In general, nonmonotonic formalisms sanction default conclusions only if certain formulae can be shown to be consistent with the rest of the system's beliefs. (In logic a formula is consistent with a set of beliefs if there is some possible state of the world (a model) in which both the theory and the set of beliefs are true.) For example, in default logic the justification of a default must be shown to be consistent with all other beliefs before the consequent is sanctioned; similarly, in closed-world reasoning, P can be assumed only if P does not follow. Unfortunately, in the worst case, consistency is even harder to determine than logical consequence. While the theorems of a first-order theory are recursively enumerable, there can be no effective procedure to determine first-order consistency. In most cases, the unacceptable time complexity of nonmonotonic formalisms can be traced to this consistency check.
It is striking how much early work on nonmonotonic reasoning was motivated by the idea that defaults should make reasoning easier. For example, Reiter (Reiter, R. 1978. On reasoning by default. In Proceedings of the Second Conference on Theoretical Issues in Natural Language Processing, Urbana, Ill. 210-218.) says "[the closed-world default] leads to a significant reduction in the complexity of both the representation and processing of knowledge". Winograd (Winograd, T. 1980. Extended inference modes in reasoning by computer systems. Artificial Intelligence 13:5-26.) observes that the nature of the world is such that mechanisms for making assumptions are necessary for an agent to act in real time: "A robot with common sense would begin an automobile trip by walking to the place where it expects the car to be, rather than sitting immobilized, thinking about the infinite variety of ways in which circumstances may have conspired for it not to be there. From a formal point of view, there is no way to prove that it is still there, but nevertheless one must act, and must do so on the basis of plausible assumptions."

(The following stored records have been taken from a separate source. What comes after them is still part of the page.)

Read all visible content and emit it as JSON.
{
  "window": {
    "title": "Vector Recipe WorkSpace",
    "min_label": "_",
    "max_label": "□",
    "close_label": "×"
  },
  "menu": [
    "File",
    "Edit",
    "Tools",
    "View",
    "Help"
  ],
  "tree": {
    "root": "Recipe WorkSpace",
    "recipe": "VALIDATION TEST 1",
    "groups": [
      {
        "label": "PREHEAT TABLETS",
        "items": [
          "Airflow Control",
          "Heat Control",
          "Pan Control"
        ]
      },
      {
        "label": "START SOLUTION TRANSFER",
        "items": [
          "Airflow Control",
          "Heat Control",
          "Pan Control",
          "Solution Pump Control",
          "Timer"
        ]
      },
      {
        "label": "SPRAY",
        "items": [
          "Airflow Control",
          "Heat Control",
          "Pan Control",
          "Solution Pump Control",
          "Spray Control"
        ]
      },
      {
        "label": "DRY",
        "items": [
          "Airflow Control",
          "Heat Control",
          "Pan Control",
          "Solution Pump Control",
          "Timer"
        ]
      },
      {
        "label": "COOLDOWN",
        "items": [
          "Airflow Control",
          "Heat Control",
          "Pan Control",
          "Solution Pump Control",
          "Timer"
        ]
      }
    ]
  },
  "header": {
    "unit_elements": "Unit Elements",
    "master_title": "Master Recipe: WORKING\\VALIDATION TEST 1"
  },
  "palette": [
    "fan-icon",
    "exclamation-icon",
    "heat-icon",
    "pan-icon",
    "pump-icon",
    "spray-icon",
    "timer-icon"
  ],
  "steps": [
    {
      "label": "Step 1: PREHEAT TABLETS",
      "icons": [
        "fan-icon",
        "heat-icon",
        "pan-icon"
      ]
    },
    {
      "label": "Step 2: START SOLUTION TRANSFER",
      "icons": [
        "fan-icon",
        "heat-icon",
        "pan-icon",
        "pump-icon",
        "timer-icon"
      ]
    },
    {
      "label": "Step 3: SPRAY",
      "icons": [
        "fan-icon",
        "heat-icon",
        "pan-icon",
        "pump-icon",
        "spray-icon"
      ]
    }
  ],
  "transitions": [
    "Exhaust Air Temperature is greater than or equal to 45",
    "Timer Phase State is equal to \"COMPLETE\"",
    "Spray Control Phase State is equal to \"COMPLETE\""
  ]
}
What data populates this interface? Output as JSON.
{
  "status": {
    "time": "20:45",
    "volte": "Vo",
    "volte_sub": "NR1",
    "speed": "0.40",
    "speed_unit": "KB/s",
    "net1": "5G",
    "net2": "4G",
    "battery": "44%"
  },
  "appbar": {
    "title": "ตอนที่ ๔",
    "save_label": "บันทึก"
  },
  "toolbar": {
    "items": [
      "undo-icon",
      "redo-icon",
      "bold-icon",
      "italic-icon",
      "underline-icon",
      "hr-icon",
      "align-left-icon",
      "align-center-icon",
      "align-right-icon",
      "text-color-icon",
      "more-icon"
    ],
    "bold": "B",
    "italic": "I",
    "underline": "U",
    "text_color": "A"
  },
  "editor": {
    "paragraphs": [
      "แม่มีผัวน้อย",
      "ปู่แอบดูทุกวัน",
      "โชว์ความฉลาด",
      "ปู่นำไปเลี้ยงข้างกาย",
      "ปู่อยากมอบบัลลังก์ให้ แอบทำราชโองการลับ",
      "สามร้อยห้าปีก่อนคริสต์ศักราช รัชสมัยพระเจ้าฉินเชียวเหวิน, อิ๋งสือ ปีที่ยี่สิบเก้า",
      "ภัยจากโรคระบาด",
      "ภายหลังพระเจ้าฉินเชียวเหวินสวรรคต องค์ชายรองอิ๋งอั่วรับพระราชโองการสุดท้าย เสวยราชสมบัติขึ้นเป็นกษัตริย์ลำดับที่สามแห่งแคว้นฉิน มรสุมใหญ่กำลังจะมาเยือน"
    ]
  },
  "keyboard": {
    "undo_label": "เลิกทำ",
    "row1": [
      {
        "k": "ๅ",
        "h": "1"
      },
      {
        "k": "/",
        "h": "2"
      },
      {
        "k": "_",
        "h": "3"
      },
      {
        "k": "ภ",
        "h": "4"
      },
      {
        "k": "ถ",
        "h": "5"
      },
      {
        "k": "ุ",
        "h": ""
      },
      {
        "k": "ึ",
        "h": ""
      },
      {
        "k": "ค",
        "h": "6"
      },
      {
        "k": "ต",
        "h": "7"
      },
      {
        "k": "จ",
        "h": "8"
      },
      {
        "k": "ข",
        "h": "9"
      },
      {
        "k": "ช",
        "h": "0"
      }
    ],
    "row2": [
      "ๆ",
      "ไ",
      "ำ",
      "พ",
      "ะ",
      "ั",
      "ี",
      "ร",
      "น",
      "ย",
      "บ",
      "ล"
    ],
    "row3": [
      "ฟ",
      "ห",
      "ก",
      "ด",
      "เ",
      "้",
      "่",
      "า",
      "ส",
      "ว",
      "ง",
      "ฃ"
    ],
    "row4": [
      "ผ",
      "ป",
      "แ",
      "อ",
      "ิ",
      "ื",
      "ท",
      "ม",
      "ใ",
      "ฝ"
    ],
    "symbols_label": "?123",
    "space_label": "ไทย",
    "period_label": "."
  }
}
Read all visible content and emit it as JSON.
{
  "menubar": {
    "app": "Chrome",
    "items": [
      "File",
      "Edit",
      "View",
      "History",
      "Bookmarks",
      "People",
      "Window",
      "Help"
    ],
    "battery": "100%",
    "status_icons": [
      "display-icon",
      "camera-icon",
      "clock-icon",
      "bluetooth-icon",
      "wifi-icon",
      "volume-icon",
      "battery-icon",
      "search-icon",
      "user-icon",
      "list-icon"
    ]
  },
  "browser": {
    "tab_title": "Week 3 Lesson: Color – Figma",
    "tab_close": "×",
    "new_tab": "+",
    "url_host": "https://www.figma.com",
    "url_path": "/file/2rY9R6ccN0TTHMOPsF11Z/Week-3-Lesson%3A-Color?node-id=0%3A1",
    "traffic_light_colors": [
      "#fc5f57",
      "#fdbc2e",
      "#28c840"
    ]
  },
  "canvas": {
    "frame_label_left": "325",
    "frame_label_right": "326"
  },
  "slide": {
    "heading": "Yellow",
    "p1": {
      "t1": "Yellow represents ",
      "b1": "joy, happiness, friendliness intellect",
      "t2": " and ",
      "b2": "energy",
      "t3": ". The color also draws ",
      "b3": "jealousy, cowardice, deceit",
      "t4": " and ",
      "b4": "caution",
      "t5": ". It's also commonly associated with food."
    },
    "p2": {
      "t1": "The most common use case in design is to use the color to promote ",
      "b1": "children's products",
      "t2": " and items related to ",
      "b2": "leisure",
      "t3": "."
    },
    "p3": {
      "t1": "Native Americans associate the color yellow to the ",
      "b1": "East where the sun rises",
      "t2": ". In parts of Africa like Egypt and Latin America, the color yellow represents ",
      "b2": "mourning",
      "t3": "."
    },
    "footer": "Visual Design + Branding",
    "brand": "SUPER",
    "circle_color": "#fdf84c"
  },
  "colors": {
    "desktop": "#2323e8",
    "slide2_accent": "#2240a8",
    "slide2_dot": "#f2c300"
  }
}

Paradoxically, formal theories of nonmonotonic reasoning have been consistently characterized by their intractability. For example, first-order default logic (Reiter, R. 1980. A logic for default reasoning. Artificial Intelligence 13:81-132.) is not semi-decidable and its rules of inference are not effective--it might take forever (not just a very long time) to determine that something is a consequence of a default theory. Even very restricted sublanguages based on propositional languages with linear decision procedures remain NP-complete (Kautz, H. and Selman, B. 1989. Hard problems for simple default logics. In Proceedings, First International Conference on Principles of Knowledge Representation and Reasoning, Toronto, Canada. Morgan Kaufmann.). Convincing examples of useful theories within demonstrably tractable sublanguages for nonmonotonic reasoning have yet to appear. It is an object of the techniques disclosed herein to provide solutions to these and other problems involved in the use of nonmonotonic reasoning in artificial intelligence systems and thereby to provide more efficient artificial intelligence systems.